Массы, в большинстве своем неграмотные, воспитывались именно этими карикатурами, посредством которых раскрывались скрытые смыслы «Моллы Насреддина» и определялся адресат его общественного порицания. Фельетоны Джалила Мамедгулузаде и Омара Фаика Неманзаде, острые сатиры М.А.Сабира и Али Назми оживали в ярких рисунках Оскара Шмерлинга, Иосифа Роттера и Азима Азимзаде.

Среди авторов карикатур, печатавшихся в 1912-1913 гг., встречается и имя Халила Мусаева. Эти с первого взгляда сугубо азербайджанские имя и фамилия несколько раз упоминаются известным исследователем азербайджанской печати начала ХХ века Гуламом Мамедли в его книге «Летопись Моллы Насреддина (Джалила Мамедкулизаде)».
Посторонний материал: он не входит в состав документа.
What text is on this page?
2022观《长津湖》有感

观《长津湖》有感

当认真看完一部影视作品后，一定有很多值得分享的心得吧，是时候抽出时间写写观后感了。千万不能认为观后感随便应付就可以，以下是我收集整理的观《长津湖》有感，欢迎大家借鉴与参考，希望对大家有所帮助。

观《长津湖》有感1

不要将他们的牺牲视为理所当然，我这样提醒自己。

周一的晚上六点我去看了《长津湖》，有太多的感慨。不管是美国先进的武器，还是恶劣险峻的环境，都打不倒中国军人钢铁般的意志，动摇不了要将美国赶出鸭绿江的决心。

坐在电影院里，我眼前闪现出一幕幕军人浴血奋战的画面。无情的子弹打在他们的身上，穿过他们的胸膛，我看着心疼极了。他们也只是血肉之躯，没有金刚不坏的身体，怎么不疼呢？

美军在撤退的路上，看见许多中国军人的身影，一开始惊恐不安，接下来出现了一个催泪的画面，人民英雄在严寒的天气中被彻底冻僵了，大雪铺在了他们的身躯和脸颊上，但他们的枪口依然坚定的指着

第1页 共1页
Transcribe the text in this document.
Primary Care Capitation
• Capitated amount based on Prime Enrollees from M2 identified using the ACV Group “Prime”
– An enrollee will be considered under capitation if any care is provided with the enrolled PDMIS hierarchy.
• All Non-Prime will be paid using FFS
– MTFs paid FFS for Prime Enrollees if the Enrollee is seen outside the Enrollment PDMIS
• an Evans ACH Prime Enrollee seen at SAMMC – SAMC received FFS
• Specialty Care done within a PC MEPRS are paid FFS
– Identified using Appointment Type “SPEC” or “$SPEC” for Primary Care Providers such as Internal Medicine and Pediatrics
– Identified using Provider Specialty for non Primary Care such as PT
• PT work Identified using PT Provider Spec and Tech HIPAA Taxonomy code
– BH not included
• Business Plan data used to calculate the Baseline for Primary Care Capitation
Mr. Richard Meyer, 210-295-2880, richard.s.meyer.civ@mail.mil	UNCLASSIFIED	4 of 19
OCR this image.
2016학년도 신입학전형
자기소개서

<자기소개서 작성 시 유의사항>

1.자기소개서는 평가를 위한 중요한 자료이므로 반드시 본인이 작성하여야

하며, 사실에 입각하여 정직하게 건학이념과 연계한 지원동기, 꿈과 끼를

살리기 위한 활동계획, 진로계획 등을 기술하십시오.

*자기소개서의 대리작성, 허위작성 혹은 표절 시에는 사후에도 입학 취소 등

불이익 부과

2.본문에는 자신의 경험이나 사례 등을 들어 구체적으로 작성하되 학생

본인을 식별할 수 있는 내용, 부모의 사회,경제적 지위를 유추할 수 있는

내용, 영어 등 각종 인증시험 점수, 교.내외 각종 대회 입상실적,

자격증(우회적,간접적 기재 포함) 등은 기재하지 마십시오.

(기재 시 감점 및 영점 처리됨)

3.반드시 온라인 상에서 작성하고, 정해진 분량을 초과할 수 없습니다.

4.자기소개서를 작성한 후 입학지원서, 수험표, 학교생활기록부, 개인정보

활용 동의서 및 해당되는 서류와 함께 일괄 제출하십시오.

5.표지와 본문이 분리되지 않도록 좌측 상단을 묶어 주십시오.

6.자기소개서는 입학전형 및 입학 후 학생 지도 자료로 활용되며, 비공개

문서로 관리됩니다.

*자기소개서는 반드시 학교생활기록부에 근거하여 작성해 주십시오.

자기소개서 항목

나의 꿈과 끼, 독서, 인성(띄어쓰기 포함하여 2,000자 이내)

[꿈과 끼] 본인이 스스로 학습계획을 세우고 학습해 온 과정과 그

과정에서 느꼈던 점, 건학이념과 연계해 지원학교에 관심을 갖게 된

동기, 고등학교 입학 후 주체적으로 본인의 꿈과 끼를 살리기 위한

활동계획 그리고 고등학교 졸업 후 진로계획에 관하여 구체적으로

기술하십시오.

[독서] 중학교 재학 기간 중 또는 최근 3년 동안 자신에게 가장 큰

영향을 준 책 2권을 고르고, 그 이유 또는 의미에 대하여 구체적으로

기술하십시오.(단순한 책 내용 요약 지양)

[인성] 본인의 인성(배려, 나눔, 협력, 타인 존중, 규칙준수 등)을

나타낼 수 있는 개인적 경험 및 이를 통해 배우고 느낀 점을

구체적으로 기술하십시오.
Художественный альманах «Гобустан», который еще в советское время, несмотря на запреты коммунистической идеологии, освещал многие забытые имена и неизвестные страницы истории азербайджанской культуры, в 3-м номере за 1978 г. поместил небольшую заметку о вышеназванном художнике вместе с репродукциями его картин. Автором была искусствовед Мая Багирова. В статье, не опиравшейся на конкретные факты, встречались и ошибочные сведения об учебе Халила Мусаева в Париже, о его путешествии в Италию и т.д.

Следует, однако, учитывать, что это первое, в целом, положительное упоминание с объективной оценкой в официальной печати о художнике-эмигранте появилось в те годы, когда имя Халила Мусаева вовсе было под запретом. На исторической родине – в Дагестане – поэт Расул Гамзатов как-то даже вскользь обвинил его в отсутствии патриотических чувств и незнании родного языка, назвав «блудным сыном горной страны». Позднее, спустя 15 лет после первой публикации о Халиле Мусаеве в альманахе «Гобустан», известный аварский поэт в книге «Конституция горца» исправил свою ошибку и выступил как пламенный популяризатор жизни и трудов своего знаменитого сородича.

Как видно, и «Гобустан», и исследователи истории азербайджанского изобразительного искусства, в том числе жанра карикатуры, писали о Халиле Мусаеве как о представителе национальной школы живописи. Но это утверждение не подкреплялось конкретными фактами. Не рассматривались отдельные страницы биографии художника, его так успешно начатая профессиональная деятельность, дальнейшая личная и творческая судьба. Одним словом, оставалось неизвестным, чем завершился путь, начавшийся с «Моллы Насреддина».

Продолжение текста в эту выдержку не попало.